By far the most common cause is sticking parking brake cables that are keeping the shoes partially-applied. The first thing to look at is both shoe frames must be touching the large anchor pin at the top of the backing plate. If they are not, you'll find the parking brake lever hooked to the rear shoe is pulled forward a little.
The next thing to look at is the parking brake strut bar between the middle of the two shoes. You should be able to push that forward about 1/8" against the anti-rattle spring pressure with your thumb. If the parking brake cable is stuck partially-applied, that bar will be tight. That will hold the front shoe out and it will try to grab the drum as it rotates.

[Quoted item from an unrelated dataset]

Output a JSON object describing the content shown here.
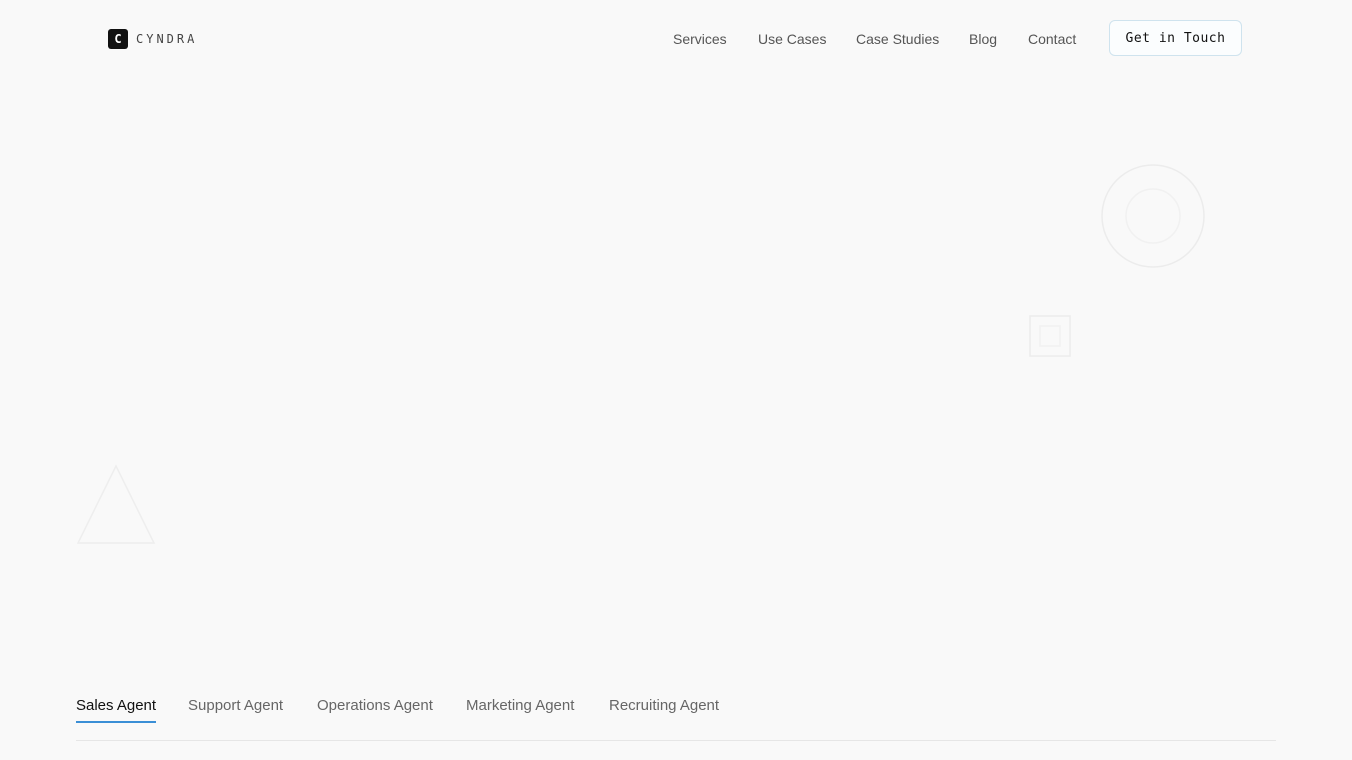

Another cause of this is brake fluid contamination with a petroleum product like engine oil, transmission fluid, axle grease, power steering fluid, or penetrating oil. The clue is the rubber bladder seal under the reservoir cap will be blown up and mushy. The seals in the master cylinder will grow past the fluid return ports and block them. Park on a slight incline, shift to neutral, place a block about a foot downhill of a tire so you won't look funny chasing after the vehicle, then crawl underneath and open one of the rear bleeder screws. If brake fluid was trapped under pressure, that will release the rear brakes. Fluid contamination is a real serious problem with an expensive repair. Lets hope this isn't the cause of this problem.
If opening a bleeder screw does release the rear brakes, get them to drag again, then loosen the front steel line at the master cylinder. If the brakes do not release now, suspect the rear rubber flex hose is constricted. That is real common on some front hoses but not on the rear hose for this vehicle.
I forgot to ask, did this problem start after the brake work was done, or did you do the brake work to solve this problem?